Ruba i soldi al figlio per giocare alle slot

Impiegato sottrae il bancomat al figlio di 25 anni e preleva 5.700 euro: scoperto grazie ai fotogrammi, patteggia 6 mesi
Di Sabrina Tomè

Dipendeva dai videopoker come un tossicodipendente dalla droga. Incapace di resistere al richiamo delle slot-machine, e senza più un euro in tasca per giocare, ha deciso di rubare i soldi. O, per l’esattezza, il bancomat. Quello del figlio venticinquenne da cui ha prelevato, nel giro di appena sei mesi, oltre 5 mila euro.

Lui è un impiegato trevigiano di 54 anni che ieri mattina è finito a processo con l’accusa di indebito utilizzo di carte di credito. Ha patteggiato 6 mesi di reclusione, convertiti in una pena pecuniaria di 45 mila euro. E, in aula, dopo aver chiesto perdono al figlio, ha annunciato l’intenzione di farsi curare nel centro specializzato di Castelfranco. Perché, ha detto l’impiegato, la sua è un malattia: è stata la dipendenza dal gioco che lo ha spinto a rubare i soldi del figlio.

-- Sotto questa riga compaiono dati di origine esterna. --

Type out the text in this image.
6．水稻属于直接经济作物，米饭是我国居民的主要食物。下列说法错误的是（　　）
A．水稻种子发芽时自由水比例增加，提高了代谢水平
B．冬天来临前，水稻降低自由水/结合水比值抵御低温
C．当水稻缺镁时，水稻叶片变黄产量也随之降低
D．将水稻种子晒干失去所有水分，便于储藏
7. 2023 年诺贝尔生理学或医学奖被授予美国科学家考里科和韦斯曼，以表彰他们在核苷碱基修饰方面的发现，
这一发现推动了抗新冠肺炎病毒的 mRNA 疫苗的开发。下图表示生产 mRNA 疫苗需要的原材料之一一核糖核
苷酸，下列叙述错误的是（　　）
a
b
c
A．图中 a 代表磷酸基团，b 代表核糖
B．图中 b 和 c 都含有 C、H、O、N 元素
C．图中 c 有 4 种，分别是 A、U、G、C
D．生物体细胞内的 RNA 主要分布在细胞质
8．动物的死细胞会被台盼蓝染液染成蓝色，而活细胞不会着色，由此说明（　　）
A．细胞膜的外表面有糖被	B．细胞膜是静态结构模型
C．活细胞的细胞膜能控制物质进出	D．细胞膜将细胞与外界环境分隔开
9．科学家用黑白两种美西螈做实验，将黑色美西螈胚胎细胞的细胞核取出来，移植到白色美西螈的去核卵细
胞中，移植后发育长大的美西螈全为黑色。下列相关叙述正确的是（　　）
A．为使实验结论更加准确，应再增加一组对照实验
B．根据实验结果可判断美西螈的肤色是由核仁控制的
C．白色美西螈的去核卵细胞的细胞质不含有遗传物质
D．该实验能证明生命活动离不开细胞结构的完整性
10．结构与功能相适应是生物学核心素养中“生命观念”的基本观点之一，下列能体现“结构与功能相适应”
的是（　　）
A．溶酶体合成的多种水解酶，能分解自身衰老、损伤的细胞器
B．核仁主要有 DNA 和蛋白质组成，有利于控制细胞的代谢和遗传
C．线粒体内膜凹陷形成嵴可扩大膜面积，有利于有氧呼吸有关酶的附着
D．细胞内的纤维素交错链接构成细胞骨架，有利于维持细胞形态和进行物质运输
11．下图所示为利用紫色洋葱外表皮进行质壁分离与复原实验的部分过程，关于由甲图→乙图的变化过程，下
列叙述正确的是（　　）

Tutto ha inizio qualche mese fa quando il giovane scopre che il suo conto corrente è stato alleggerito nel giro dell’ultimo mezzo anno. In particolare risultano una serie di prelievi bancomat, anche da 300 euro a volta, che lui non ha mai eseguito. La somma complessivamente sparita è di 5.700 euro. Il giovane sospetta una clonazione e si rivolge immediatamente alle forze dell’ordine denunciando gli ammanchi. Scattano gli accertamenti, gli investigatori scoprono che i prelievi sono stati fatti agli sportelli delle banche della zona e arrivano alla conclusione che qualcuno che conosce il ragazzo ne sta usando indebitamente il bancomat. Agli istituti di credito vengono chieste le registrazioni fatte dalle videocamere puntate sui bancomat. Arrivano i primi fotogrammi: in corrispondenza ai vari prelievi compare sempre l’immagine della stessa persone. Che, colpo di scena, il giovane riconosce nel proprio padre. Una scoperta amarissima, il ragazzo è incredulo. Gli investigatori convocano il genitore e lui scoppia in lacrime: «È vero», confessa senza esitazioni, «ho rubato i soldi a mio figlio». E subito aggiunge: «Sono un malato di videopoker». In sostanza l’uomo, approfittando dei momenti in cui il figlio era in casa e lasciava il portafoglio in giro, si appropriava del tesserino bancomat e con quello faceva i prelievi che poi gli servivano a giocare alle macchinette. Considerevoli le somme sottratte, in un caso anche 300 euro.

Ricostruito l’accaduto, il figlio avrebbe voluto bloccare il procedimento penale a carico del padre. Impossibile: l’utilizzo indebito di carte di credito è un reato procedibile d’ufficio e una volta messa in moto l’azione penale, essa non può essere bloccata. L’impiegato è pertanto finito a processo: ieri mattina in tribunale a Treviso, davanti al giudice Umberto Donà, si è tenuta l’udienza conclusasi con un patteggiamento a 6 mesi, pena convertita in una sanzione pecuniaria. L’uomo, difeso dall’avvocato Cristiana Pollesel, ha chiesto scusa al figlio che lo ha perdonato. E ha anche assicurato l’intenzione di farsi curare in un centro contro le dipendenze da gioco, a Castelfranco, per evitare di ricadere nella spirale che lo ha portato a rubare al suo ragazzo.